Adams Welcomes Congressional Hearing for Ballymurphy Families
Sinn Féin President Gerry Adams TD, who has worked closely with the Ballymurphy Massacre families over many years of their campaign, has welcomed the decision to hold a Congressional Hearing next Wednesday in Washington into the events of August 1971 in Ballymurphy.
Mr. Adams said:
“Next Wednesday a Congressional Hearing will take place in Washington DC into the events in Ballymurphy in August 1971 which saw 11 people, ten men, including a local priest and a mother of eight children, shot dead by the British Parachute Regiment.
“Sinn Féin’s representative in the USA Rita O’Hare, who has played a key role in facilitating the families and lobbying for this hearing, will be present.
“The decision to hold the hearing followed a visit by the families last December during which they met senior US Politicians, including the Friends of Ireland Congressional Committee, other senior politicians, the State Department, and a range of Irish American organisations and the media.
“The Congressional Hearing will bring a focus onto the huge injustice done to these families by the British Army and which successive British governments have refused to acknowledge, and will win support for the families demand for an international independent investigation into the events surrounding the deaths of their loved ones. ”

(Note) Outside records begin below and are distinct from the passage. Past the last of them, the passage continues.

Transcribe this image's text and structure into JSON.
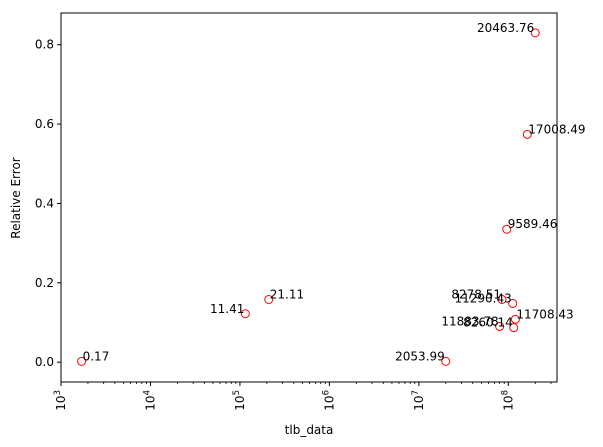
{
  "chart_data": {
    "type": "scatter",
    "title": "",
    "xlabel": "tlb_data",
    "ylabel": "Relative Error",
    "xscale": "log",
    "xlim": [
      1000,
      350000000
    ],
    "ylim": [
      -0.05,
      0.88
    ],
    "x_ticks": [
      {
        "value": 1000,
        "base": "10",
        "exp": "3"
      },
      {
        "value": 10000,
        "base": "10",
        "exp": "4"
      },
      {
        "value": 100000,
        "base": "10",
        "exp": "5"
      },
      {
        "value": 1000000,
        "base": "10",
        "exp": "6"
      },
      {
        "value": 10000000,
        "base": "10",
        "exp": "7"
      },
      {
        "value": 100000000,
        "base": "10",
        "exp": "8"
      }
    ],
    "y_ticks": [
      {
        "value": 0.0,
        "label": "0.0"
      },
      {
        "value": 0.2,
        "label": "0.2"
      },
      {
        "value": 0.4,
        "label": "0.4"
      },
      {
        "value": 0.6,
        "label": "0.6"
      },
      {
        "value": 0.8,
        "label": "0.8"
      }
    ],
    "grid": false,
    "marker": {
      "edge_color": "#ff0000",
      "fill": "none"
    },
    "points": [
      {
        "x": 1700,
        "y": 0.002,
        "label": "0.17",
        "anchor": "start"
      },
      {
        "x": 115000,
        "y": 0.122,
        "label": "11.41",
        "anchor": "end"
      },
      {
        "x": 210000,
        "y": 0.158,
        "label": "21.11",
        "anchor": "start"
      },
      {
        "x": 20000000,
        "y": 0.002,
        "label": "2053.99",
        "anchor": "end"
      },
      {
        "x": 80000000,
        "y": 0.09,
        "label": "11883.78",
        "anchor": "end"
      },
      {
        "x": 85000000,
        "y": 0.158,
        "label": "8278.51",
        "anchor": "end"
      },
      {
        "x": 96000000,
        "y": 0.335,
        "label": "9589.46",
        "anchor": "start"
      },
      {
        "x": 112000000,
        "y": 0.148,
        "label": "11290.43",
        "anchor": "end"
      },
      {
        "x": 115000000,
        "y": 0.087,
        "label": "8260.14",
        "anchor": "end"
      },
      {
        "x": 120000000,
        "y": 0.108,
        "label": "11708.43",
        "anchor": "start"
      },
      {
        "x": 163000000,
        "y": 0.574,
        "label": "17008.49",
        "anchor": "start"
      },
      {
        "x": 200000000,
        "y": 0.83,
        "label": "20463.76",
        "anchor": "end"
      }
    ]
  }
}
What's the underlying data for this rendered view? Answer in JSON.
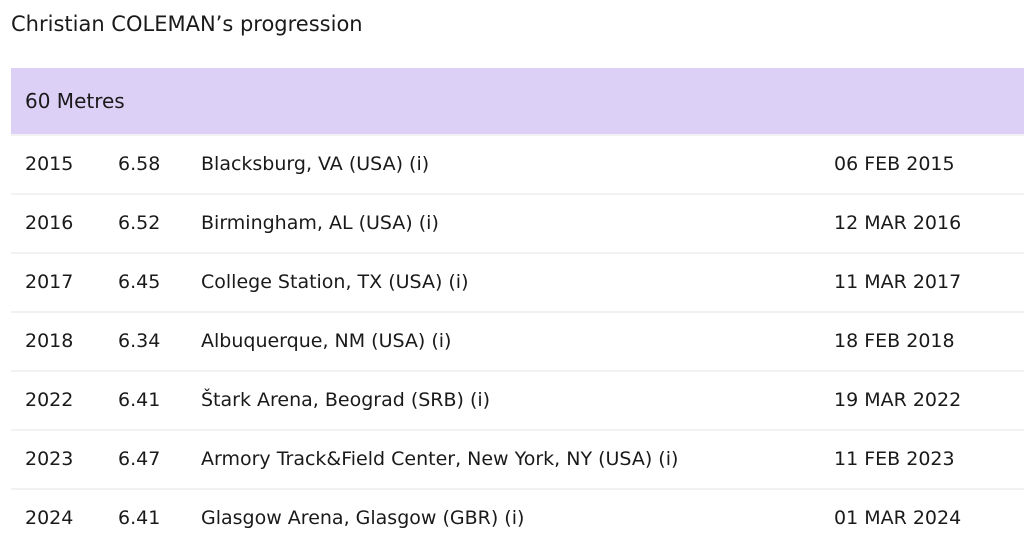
{
  "header": {
    "title": "Christian COLEMAN’s progression"
  },
  "table": {
    "event": "60 Metres",
    "rows": [
      [
        "2015",
        "6.58",
        "Blacksburg, VA (USA) (i)",
        "06 FEB 2015"
      ],
      [
        "2016",
        "6.52",
        "Birmingham, AL (USA) (i)",
        "12 MAR 2016"
      ],
      [
        "2017",
        "6.45",
        "College Station, TX (USA) (i)",
        "11 MAR 2017"
      ],
      [
        "2018",
        "6.34",
        "Albuquerque, NM (USA) (i)",
        "18 FEB 2018"
      ],
      [
        "2022",
        "6.41",
        "Štark Arena, Beograd (SRB) (i)",
        "19 MAR 2022"
      ],
      [
        "2023",
        "6.47",
        "Armory Track&Field Center, New York, NY (USA) (i)",
        "11 FEB 2023"
      ],
      [
        "2024",
        "6.41",
        "Glasgow Arena, Glasgow (GBR) (i)",
        "01 MAR 2024"
      ]
    ]
  }
}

Note to Editors:Last year Gerry Adams raised this issue with Congressman Richard Neal who is the Chair of the Friends of Ireland Committee and asked him if he could facilitate a hearing with the Ballymurphy families.
Congressman Neal has been a long time supporter of the Irish peace process and he readily agreed.
In the intervening time the families, working with Gerry Adams office, and with Rita O Hare arranged for the families to travel to the USA in December.
Following this very successful visit it was agreed that a Congressional Hearing would take place and this is now set for March 16th.
I am confident that all those the Ballymurphy families meet will quickly accept the merits of their demands and support them. The evidence is overwhelming. It is clear that in the two days after the introduction of internment in August 1971, 11 people, including a mother of 8 children and a local Catholic priest, were murdered by the British Parachute Regiment.
None of those killed had any connection to any armed group. They were all innocent civilians.